La rouquine d’amour et ses frères

Alchimie réussie entre un texte, un plateau et ses interprètes : Le Chant du dire-dire, de Daniel Danis, mis en scène par Hélène Theunissen au théâtre des Martyrs, à Bruxelles

Le Chant du dire-dire, au théâtre de la place des Martyrs, jusqu’au 17 décembre. Tél : 02 223 32 08.

Les écrivains québécois déboussolent avec magie la langue française. Ils ont aussi gardé un ancrage dans l’argile des origines, là où naissent des histoires profondes, étran-ges,  » tellurgiques « , comme le dit Daniel Danis (44 ans), l’une des plus belles écritures de là-bas, qui a rejoint Bruxelles pour la création de son Chant du dire-dire, superbement mis en scène par Hélène Theunissen dans la petite salle du théâtre de la place des Martyrs. Rayonnant, confiant, il dit ne pas savoir ce qu’on peut faire de ses pièces… Lui, il écrit sous la dictée des images qui l’accompagnent depuis son enfance, dans sa terre du Saguenay, largement au nord du Québec.  » Ma pièce est née d’un rêve où je voyais trois hommes dans un champ, sous des nuages lourds ; ils portaient une femme dans leurs six bras et pleuraient. Tout un réseau d’images se ramifie ainsi dans ma mémoire, et je les laisse déposer, tranquillement. Plus tard s’empile tout ce qui était éparpillé horizontalement et je traverse cette verticale, pour écrire vite, comme en temps réel de la main au papier. La logique de tout ça, je ne la découvre qu’ensuite.  »

Sur un espace de bois brut incliné où la porte est couchée sur le sol et s’ouvre sur une tombe (Daniel Scahaise), sans autre accessoire que leurs mots, trois hommes naissent de l’ombre. Reliés, soudés, ces trois-là content leur histoire. Les parents (adoptifs) ont été foudroyés par des éclairs comme des échasses lumineuses. Ils attendent le retour de leur s£ur, et découvrent leur  » rouquine d’amour  » en pantin muet : un  » éboulis au sol « . Les trois frères lui  » machinent leurs soins d’amour « . De temps à autre, ils vont satisfaire leurs amourettes au village. Les  » municipiens  » sont curieux puis agressifs. Quand ils le  » démaisonnent « , le quatuor d’amour s’enfuit, entre dans le marais et s’envole sur d’autres échasses lumineuses. Et le  » dire-dire  » ? C’est un secret et un objet, à qui l’on peut dire ce que l’on n’ose pas dire, qui conjure  » la peur du fond des corps « .
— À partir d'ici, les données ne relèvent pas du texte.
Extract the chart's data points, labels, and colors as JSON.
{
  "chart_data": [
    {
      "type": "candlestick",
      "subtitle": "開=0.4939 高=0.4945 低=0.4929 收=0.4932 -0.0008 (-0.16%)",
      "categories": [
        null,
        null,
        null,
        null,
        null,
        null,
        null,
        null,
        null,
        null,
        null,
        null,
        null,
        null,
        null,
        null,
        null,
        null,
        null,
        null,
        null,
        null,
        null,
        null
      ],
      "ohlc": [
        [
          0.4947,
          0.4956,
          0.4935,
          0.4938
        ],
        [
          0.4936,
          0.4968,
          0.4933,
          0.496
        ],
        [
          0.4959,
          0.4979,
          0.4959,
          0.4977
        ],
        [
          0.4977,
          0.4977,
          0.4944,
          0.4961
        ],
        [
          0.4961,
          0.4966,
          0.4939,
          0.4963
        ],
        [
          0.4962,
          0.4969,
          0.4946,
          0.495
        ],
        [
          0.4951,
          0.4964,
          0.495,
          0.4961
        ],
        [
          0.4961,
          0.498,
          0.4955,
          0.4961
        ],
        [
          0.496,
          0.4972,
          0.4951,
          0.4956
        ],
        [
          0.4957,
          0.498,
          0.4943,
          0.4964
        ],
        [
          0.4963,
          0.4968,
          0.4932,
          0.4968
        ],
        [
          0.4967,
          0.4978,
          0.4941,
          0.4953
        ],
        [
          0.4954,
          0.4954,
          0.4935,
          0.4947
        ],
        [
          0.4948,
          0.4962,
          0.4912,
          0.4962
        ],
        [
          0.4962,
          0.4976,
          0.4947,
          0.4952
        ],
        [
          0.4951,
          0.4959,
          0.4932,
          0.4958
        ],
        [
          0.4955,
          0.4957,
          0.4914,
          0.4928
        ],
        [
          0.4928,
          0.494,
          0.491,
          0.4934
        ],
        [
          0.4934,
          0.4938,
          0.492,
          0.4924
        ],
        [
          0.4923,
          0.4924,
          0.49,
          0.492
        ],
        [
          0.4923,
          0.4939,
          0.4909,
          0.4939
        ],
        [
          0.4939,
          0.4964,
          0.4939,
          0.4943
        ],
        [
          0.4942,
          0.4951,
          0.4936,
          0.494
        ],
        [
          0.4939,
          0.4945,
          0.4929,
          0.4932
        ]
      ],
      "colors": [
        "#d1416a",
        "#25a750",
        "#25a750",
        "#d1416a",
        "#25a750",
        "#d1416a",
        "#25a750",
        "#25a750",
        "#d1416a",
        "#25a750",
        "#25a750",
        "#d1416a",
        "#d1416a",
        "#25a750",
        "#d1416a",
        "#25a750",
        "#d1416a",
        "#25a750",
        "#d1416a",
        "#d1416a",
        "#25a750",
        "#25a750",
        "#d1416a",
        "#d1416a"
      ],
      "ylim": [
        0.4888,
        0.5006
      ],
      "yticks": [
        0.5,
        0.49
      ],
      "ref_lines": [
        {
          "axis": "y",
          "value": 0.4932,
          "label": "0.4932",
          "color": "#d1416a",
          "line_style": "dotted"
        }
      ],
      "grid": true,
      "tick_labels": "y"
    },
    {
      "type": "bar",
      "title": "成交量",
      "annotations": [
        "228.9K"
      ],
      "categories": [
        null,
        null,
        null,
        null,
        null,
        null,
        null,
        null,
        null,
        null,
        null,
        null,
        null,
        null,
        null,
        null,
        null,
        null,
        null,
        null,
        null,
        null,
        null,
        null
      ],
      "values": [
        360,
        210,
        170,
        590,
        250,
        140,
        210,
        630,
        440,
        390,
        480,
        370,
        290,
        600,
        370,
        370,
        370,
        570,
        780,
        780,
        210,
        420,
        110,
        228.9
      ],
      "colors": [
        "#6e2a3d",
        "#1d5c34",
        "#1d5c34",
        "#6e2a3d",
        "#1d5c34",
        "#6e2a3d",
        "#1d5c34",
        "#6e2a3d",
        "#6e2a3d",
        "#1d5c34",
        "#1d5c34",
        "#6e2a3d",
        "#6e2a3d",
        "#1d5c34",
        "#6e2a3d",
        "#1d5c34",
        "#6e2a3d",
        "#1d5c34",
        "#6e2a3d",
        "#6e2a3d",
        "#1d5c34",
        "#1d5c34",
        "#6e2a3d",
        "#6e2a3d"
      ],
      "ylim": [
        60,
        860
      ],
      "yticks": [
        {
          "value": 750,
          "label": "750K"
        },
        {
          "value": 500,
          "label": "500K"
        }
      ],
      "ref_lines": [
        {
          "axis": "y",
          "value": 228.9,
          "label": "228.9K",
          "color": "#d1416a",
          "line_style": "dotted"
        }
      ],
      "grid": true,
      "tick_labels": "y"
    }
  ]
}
Christophe Destexhe, Emmanuel Dekoninck, Bernard Gahide, Dolorès Delahaut, portés magnifiquement au-delà d’eux-mêmes dans la rigueur, se sont adressés à nous, tous proches, en passeurs. Rien à voir avec un théâtre psychologique, mais tout à voir avec une parabole archaïque et initiatrice, conçue comme un vaste poème de mots nourriciers des corps qui sécrète sa violence et sa tendresse. Une mise en scène puissante et délicate, qui préserve les multiples résonances non résolues d’un conte fraternel.